Plusieurs observateurs relient la l’évènement à une stratégie de mobilisation interne. En effet, l’inauguration intervient à l’approche du 9e congrès du Parti du travail, attendu fin février, un rendez-vous politique majeur où Kim doit mettre en scène ses priorités et ses réalisations.

Selon Hong Min, analyste au Korea Institute for National Unification, qui décrit le timing comme une « manœuvre politique hautement calculée » visant à « justifier le déploiement » de soldats, et à « visualiser » une compensation tangible accordée aux familles endeuillées « comme vitrine symbolique ».

Parallèlement, une intensification récente des actions de propagande autour des troupes déployées, évoquant notamment la mise en place d’un mur mémoriel et la construction d’un musée, sur fond d’inquiétude potentielle du régime face à la perception publique des pertes.

Des déploiements liés à la Russie et des pertes

Sur le volet opérationnel, les chiffres varient selon les sources, et Pyongyang ne reconnaît pas officiellement un déploiement en Ukraine. Selon des sources sud-coréennes, ukrainiennes et occidentales, la Corée du Nord a envoyé environ 14 000 soldats en 2024 dans le cadre d’un pacte de défense avec la Russie, avec plus de 6 000 tués, selon ces mêmes sources.

L’Associated Press rapporte, pour sa part, qu’une estimation récente du Service national de renseignement sud-coréen présentée à des parlementaires fait état d’environ 6 000 soldats nord-coréens « tués ou blessés » pendant leur déploiement, sans détail public du nombre exact de morts.
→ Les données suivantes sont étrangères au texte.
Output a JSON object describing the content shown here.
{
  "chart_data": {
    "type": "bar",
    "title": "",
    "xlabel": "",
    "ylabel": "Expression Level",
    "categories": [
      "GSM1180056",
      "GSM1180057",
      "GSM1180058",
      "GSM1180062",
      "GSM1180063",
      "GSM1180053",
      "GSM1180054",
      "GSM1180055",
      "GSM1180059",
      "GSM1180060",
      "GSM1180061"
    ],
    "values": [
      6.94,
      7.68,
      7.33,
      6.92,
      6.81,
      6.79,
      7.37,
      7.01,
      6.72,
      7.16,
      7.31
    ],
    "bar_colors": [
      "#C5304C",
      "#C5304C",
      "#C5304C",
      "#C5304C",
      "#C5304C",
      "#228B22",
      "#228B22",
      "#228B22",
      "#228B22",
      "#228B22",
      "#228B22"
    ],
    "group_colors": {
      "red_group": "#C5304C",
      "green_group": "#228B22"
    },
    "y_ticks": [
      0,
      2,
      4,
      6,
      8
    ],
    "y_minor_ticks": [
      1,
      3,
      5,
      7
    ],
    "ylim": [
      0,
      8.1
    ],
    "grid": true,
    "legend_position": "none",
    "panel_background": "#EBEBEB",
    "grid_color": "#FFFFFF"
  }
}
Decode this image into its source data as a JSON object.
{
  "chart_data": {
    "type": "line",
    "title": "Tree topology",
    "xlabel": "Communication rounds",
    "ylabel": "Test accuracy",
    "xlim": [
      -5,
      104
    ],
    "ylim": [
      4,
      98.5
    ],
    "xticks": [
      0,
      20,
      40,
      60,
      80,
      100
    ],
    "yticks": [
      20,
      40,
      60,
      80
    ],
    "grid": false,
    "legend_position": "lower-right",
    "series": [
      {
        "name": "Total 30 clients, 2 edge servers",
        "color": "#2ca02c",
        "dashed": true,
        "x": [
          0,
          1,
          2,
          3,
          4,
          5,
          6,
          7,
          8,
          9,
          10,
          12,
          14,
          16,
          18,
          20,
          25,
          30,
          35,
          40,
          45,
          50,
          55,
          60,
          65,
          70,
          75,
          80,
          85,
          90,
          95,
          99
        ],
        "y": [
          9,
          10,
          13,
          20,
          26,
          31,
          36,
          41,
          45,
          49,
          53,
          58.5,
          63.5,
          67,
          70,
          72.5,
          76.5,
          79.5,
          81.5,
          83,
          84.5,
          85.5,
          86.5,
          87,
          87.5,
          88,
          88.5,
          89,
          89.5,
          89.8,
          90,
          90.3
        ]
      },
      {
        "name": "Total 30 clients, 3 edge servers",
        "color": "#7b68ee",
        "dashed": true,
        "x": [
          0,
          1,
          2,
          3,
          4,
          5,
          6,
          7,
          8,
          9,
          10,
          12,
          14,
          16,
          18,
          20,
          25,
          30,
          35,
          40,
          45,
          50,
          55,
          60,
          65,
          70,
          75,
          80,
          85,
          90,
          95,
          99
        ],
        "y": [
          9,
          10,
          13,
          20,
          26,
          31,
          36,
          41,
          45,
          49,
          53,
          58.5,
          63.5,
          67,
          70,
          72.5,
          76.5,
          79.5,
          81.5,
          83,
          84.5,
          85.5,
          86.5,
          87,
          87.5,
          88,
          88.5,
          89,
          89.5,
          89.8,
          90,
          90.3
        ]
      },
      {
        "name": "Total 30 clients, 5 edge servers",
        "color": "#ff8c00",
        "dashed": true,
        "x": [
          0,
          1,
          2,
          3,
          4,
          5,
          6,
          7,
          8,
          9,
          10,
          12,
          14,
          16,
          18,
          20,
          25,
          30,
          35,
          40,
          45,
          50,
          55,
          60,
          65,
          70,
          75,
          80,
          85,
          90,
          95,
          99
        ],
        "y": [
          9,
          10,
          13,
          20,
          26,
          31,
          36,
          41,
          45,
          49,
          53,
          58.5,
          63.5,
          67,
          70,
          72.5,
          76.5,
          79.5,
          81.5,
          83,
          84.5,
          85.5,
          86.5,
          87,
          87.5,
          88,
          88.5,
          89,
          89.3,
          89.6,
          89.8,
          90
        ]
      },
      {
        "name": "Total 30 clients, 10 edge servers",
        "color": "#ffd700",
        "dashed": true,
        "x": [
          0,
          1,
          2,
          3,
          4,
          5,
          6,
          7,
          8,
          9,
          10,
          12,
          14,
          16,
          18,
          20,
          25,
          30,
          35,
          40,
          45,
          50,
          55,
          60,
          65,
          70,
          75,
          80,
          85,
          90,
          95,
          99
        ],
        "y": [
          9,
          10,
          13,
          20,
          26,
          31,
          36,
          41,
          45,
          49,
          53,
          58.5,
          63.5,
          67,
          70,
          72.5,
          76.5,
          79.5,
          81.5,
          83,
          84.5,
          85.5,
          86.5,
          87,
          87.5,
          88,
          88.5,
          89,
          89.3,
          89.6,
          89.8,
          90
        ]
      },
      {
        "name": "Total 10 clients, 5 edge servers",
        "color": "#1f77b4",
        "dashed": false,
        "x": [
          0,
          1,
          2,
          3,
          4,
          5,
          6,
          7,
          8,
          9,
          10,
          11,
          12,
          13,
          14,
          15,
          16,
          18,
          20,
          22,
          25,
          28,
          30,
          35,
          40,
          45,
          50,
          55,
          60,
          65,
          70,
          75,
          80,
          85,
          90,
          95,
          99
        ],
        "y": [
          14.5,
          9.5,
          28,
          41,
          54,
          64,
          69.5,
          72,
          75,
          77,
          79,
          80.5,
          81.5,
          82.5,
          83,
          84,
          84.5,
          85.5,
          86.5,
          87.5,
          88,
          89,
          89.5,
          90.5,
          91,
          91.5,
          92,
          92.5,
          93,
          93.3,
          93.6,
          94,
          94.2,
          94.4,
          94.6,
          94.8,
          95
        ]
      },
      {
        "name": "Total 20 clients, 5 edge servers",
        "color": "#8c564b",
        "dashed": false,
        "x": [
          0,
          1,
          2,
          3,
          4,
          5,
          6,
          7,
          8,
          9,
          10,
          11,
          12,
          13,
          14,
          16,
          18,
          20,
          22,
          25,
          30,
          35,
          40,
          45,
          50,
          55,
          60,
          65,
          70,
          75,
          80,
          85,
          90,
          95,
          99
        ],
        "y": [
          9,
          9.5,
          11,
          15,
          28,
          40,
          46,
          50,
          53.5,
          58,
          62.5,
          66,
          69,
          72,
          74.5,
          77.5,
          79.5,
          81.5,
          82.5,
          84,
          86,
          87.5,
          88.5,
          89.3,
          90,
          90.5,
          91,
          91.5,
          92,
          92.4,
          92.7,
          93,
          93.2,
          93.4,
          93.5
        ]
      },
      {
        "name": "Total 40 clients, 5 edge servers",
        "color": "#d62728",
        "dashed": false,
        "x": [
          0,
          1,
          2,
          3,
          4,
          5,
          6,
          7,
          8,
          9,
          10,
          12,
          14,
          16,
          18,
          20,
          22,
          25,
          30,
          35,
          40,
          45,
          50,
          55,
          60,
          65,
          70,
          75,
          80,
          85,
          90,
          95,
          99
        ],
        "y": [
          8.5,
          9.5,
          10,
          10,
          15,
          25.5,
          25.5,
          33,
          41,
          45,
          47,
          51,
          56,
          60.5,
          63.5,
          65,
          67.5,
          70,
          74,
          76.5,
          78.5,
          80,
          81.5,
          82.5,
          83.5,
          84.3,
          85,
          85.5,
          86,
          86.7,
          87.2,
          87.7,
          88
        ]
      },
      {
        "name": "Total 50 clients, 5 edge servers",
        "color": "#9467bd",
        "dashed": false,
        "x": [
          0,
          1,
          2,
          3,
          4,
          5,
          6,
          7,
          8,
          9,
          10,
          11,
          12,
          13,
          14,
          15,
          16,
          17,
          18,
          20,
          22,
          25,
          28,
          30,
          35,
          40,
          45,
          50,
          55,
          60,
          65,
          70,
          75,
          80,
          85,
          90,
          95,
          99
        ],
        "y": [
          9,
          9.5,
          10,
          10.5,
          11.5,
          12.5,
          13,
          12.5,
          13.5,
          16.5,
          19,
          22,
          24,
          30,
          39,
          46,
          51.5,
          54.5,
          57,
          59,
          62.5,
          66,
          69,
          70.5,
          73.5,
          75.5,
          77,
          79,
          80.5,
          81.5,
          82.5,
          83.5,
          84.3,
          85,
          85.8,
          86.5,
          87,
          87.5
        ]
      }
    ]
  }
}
Une vitrine adressée à l’extérieur, une réponse à l’intérieur

L’inauguration de Saeppyol Street s’ajoute à une séquence d’hommages publics aux morts, au moment même où le rapprochement militaro-stratégique entre Moscou et Pyongyang s’affiche davantage. Pour le régime nord-coréen, l’équation est double. Il s’agit de montrer à un partenaire extérieur la solidité de l’engagement, tout en neutralisant, à l’intérieur, le risque politique que représentent les pertes en les intégrant à un récit de sacrifice récompensé par l’État.

En choisissant de matérialiser cette « dette » dans le paysage urbain de Pyongyang, le pouvoir livre surtout un message rarement aussi explicite. Derrière l’emphase héroïque, la guerre a des noms, des visages, et désormais une adresse.